SVB, the parent company of Silicon Valley Bank, announced on January 4, 2021 that it had entered into a definitive merger agreement to acquire BPFH.
HoldCo Asset Management, which owns 4.9% of the shares in BPFH, issued a statement in response to the publication of a “cautionary” report by Institutional Investor Services (ISS) that raised several concerns relating to the transaction process and valuation of the planned deal.
In its statement, HoldCo said: “ISS’s rare ‘cautionary support’ recommendation for the merger gives significant credence to the concerns we have expressed. Further, in its report ISS makes numerous points that would seem to support a vote against the merger.
“We continue to believe that shareholders would be better off under any scenario other than the merger.
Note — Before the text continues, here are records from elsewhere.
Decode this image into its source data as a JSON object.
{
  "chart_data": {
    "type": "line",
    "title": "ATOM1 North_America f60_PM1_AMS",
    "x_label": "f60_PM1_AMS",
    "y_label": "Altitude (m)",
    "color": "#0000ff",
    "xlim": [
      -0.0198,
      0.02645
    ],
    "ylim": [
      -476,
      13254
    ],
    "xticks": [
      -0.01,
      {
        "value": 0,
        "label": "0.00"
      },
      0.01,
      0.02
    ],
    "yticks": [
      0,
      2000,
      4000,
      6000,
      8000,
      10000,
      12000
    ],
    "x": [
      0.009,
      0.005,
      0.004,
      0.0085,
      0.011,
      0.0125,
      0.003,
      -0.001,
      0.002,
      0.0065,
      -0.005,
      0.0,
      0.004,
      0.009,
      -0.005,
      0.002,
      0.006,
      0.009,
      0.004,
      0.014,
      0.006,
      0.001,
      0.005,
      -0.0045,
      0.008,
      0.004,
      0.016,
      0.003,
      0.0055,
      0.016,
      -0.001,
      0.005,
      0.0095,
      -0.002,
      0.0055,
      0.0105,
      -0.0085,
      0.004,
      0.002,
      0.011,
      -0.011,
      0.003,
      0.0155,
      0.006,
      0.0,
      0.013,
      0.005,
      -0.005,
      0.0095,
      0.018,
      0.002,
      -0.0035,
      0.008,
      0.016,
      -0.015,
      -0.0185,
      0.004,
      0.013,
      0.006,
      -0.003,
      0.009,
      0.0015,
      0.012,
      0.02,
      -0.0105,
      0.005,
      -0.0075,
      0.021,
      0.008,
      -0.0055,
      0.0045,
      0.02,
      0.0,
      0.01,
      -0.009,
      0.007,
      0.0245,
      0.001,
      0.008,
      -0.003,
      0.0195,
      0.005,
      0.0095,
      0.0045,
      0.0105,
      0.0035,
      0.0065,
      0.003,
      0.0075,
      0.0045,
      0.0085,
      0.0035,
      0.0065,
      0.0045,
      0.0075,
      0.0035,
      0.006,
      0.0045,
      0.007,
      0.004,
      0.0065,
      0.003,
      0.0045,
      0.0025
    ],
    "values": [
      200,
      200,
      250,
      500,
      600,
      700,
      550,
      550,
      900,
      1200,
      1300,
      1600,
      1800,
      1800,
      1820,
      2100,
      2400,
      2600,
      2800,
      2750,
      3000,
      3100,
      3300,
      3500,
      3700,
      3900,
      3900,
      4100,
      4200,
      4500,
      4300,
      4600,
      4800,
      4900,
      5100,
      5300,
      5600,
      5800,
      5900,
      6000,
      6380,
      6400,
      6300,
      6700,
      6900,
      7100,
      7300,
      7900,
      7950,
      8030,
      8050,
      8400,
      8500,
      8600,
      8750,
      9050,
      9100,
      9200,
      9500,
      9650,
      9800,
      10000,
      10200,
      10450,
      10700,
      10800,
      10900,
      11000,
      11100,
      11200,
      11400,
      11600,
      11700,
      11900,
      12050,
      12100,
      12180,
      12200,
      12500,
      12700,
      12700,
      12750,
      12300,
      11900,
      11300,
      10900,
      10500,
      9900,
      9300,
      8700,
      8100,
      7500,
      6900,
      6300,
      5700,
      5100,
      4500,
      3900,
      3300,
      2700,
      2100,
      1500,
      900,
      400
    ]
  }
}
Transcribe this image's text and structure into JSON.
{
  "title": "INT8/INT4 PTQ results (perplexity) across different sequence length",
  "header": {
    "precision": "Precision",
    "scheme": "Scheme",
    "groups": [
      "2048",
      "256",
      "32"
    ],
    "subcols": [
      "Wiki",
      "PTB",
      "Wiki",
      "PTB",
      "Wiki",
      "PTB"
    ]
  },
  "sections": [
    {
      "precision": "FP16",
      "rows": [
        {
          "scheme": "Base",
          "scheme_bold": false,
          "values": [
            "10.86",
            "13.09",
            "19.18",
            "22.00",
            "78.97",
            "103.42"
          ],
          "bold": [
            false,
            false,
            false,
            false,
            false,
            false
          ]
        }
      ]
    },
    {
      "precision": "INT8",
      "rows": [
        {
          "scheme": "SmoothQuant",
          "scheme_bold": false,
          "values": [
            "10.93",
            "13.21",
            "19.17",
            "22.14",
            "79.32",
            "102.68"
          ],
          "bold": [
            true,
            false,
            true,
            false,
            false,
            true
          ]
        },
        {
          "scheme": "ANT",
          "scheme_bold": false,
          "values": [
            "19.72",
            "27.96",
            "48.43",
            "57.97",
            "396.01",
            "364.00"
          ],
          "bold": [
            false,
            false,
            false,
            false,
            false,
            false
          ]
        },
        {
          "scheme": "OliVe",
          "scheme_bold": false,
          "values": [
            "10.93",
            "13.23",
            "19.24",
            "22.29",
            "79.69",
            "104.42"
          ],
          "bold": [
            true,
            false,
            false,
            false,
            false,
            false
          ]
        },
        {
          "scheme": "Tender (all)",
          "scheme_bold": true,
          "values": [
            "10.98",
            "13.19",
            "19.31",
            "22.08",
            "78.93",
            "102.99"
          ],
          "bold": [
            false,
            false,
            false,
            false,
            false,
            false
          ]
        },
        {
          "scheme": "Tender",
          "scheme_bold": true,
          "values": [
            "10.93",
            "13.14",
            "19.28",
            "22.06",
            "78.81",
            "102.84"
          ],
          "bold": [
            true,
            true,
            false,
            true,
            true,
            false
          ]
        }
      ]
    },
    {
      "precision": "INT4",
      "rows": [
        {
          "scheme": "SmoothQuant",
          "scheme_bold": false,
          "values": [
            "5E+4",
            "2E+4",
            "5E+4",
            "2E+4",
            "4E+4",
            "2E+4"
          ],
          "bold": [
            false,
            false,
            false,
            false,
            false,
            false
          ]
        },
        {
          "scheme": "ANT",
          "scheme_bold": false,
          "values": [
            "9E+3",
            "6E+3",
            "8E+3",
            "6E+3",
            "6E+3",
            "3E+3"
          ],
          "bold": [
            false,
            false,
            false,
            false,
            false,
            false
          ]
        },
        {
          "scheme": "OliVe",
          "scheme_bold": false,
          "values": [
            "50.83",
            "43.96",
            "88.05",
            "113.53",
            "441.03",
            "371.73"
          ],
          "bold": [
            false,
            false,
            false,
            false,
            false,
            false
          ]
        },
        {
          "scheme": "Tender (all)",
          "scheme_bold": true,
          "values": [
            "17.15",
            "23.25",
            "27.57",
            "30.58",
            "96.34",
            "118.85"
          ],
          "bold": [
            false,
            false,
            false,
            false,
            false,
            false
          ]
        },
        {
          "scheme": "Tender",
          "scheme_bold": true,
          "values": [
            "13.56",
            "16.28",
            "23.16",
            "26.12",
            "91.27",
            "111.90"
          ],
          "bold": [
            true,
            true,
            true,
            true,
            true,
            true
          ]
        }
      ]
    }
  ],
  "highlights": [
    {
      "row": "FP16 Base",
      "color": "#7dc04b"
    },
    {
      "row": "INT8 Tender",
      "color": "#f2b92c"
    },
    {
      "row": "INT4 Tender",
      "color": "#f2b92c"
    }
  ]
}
Shareholders should not vote in favor of a transaction that is the product of a non-existent sales process and highly conflicted negotiations, and that grossly undervalues the company.”
Following the deal, the combined private bank and wealth management assets under management would be $17.7 billion.
HoldCo has said that voting against the merger would allow a “competitive and comprehensive” sales process to take place that would be overseen by a more independent board.
In its report, ISS highlighted the sales process, which “as described in the proxy, leaves the impression that the company was not as responsive to outreach from potential bidders as shareholders may have preferred”. It also questioned the involvement of BPFH CEO Anthony DeChellis.
ISS stated: “The dissident points to DeChellis’ employment agreement with SVB and the significant retention bonuses to other BPFH executives as evidence that BPFH favored SVB as a potential acquiror.
“While the board has stated that negotiations with SVB were led by chairman Waters and independent director Furlong, the presence of DeChellis throughout the negotiations raises doubts that could have been avoided had the board created a committee of disinterested directors to lead negotiations.”
SVB Financial Group had not responded to a request for comment at the time of publication.